Fysiotherapie voor het schouderimpingement-syndroom

Fysiotherapie voor schouder impingement syndroom heeft tot doel de problemen veroorzaakt door het syndroom te verminderen, met name de pijn en vernauwing van de pezen en weefsels. Er worden specifieke oefeningen gebruikt om ervoor te zorgen dat de hoofd of opperarmbeen niet langer de weefsels wringt, pezen en ligamenten onder de acromion, waardoor er meer ruimte ontstaat. Door het opbouwen van bepaalde spiergroepen in het glenohumerale gewricht wordt gezorgd voor meer stabiliteit en betere begeleiding. cryotherapie or schokken golftherapie kan ook mogelijke therapiebenaderingen zijn bij de fysiotherapeutische behandeling van schouder impingement syndroom​ Welke vorm wordt gekozen, is afhankelijk van het individu en wordt meestal in overleg met de patiënt bepaald door de arts en fysiotherapeut.

Fysiotherapie voor het schouderimpingement-syndroom

Zoals reeds aangegeven is het doel van fysiotherapeutische behandeling vooral om grip te krijgen op pijn en bewegingsbeperkingen en om het spierstelsel op te bouwen (vooral de rotator manchet​ Het grootste probleem met schouder impingement syndroom is dat de ruimte tussen de acromion en de humerus hoofd is te klein, wat de tussenliggende structuren beknelt en beschadigt. De zogenoemde rotator manchet van de schoudergewricht bevat 4 hoofdspieren die fixeren de bovenarm in de schoudergewricht.

Voor een succesvolle behandeling is het daarom belangrijk om de spieren die eraan trekken te trainen hoofd of opperarmbeen naar beneden zodat de ruimte onder de acromion is verhoogd. Hiertoe zal de fysiotherapeut de patiënt passende oefeningen geven, die bij regelmatige uitvoering tot verbetering van de klachten leiden. Verder is het belangrijk om de schoudergeleiding te trainen, aangezien deze bij een impingement syndroom vaak verstoord is.

Hiervoor zijn voornamelijk verantwoordelijk opperarmbeen en sleutelbeen​ In het geval van een schouderblessure kan de sleutelbeen beweegt meestal meer dan normaal nodig is. Om dit te corrigeren, is het belangrijk om de spieren te trainen die de sleutelbeen evenals het rechttrekken van de thoracale wervelkolom.

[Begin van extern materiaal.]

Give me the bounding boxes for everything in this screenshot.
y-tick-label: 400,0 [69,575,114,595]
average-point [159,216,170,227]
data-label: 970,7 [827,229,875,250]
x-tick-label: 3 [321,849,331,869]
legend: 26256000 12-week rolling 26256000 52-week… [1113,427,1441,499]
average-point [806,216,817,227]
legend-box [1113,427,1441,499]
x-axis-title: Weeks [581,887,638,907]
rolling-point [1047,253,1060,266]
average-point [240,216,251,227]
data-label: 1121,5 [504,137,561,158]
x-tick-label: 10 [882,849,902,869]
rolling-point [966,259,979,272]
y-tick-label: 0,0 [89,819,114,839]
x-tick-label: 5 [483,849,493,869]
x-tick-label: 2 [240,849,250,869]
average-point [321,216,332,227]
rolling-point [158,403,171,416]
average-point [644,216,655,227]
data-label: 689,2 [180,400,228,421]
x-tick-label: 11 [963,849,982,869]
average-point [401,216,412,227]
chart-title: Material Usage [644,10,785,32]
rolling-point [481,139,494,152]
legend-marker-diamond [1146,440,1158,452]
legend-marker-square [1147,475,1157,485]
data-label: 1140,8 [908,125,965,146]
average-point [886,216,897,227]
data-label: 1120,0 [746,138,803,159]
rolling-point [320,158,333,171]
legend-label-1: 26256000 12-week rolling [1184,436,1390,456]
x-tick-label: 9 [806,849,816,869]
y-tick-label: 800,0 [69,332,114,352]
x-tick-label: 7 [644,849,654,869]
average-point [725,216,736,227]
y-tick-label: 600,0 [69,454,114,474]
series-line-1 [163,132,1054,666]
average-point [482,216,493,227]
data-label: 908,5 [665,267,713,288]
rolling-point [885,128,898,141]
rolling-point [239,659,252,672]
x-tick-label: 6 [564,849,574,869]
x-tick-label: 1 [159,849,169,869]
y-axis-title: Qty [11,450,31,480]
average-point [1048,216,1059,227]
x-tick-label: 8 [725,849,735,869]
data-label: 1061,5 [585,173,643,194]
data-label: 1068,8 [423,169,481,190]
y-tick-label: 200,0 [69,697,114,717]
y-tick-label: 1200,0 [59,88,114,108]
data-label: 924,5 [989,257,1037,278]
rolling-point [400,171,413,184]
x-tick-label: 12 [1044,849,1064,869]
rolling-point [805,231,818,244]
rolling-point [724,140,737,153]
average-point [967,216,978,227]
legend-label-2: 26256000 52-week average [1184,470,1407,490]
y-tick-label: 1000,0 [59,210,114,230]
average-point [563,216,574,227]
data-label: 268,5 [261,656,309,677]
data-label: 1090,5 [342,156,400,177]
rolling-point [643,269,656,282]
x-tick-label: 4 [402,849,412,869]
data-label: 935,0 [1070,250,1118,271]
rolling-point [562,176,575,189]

Oefeningen hiervoor vind je in het artikel Oefeningen tegen a gebochelde​ Naast deze actieve fysiotherapeutische maatregelen zijn er ook passieve therapie-benaderingen waarbij de bewegingen voornamelijk door de behandelende fysiotherapeut worden uitgevoerd en de patiënt zelf passief blijft. Deze omvatten manuele therapie, waarbij de schoudergewricht wordt gemobiliseerd, maar ook maatregelen zoals warmte of elektrotherapie, triggerpunt massage en klassieke massage kan worden toegepast.

Hoe het fysiotherapeutische behandelplan voor schouder impingement syndroom zo te zien wordt voor elke patiënt individueel bepaald, aangezien er meerdere factoren een rol spelen. Deze omvatten de leeftijd van de patiënt, algemeen volksgezondheid, eventuele eerdere ziekten en het type en de omvang van het letsel. Het artikel "Schouder Impingement Syndrome Pijn”Biedt uitgebreide informatie over dit onderwerp.

Verder is het belangrijk om de schoudergeleiding te trainen, aangezien deze bij een impingement syndroom vaak verstoord is. Dit komt voornamelijk door het opperarmbeen en sleutelbeen. Bij een schouderblessure beweegt het sleutelbeen meestal meer dan normaal nodig is.

Om dit te corrigeren is het belangrijk om zowel de spieren die het sleutelbeen geleiden als het strekken ervan te trainen de thoracale wervelkolom​ Oefeningen hiervoor vind je in het artikel Oefeningen tegen a gebochelde​ Naast deze actieve fysiotherapeutische maatregelen zijn er ook passieve therapie-benaderingen waarbij de bewegingen voornamelijk door de behandelende fysiotherapeut worden uitgevoerd en de patiënt zelf passief blijft.

Deze omvatten manuele therapie, waarbij het schoudergewricht wordt gemobiliseerd, maar ook maatregelen zoals warmte of elektrotherapie, triggerpunt massage en klassieke massage kan worden toegepast. Hoe het fysiotherapeutische behandelplan voor schouder impingement syndroom zo te zien wordt voor elke patiënt individueel bepaald, aangezien er meerdere factoren een rol spelen. Deze omvatten de leeftijd van de patiënt, algemeen volksgezondheid, eventuele eerdere ziekten en het type en de omvang van het letsel.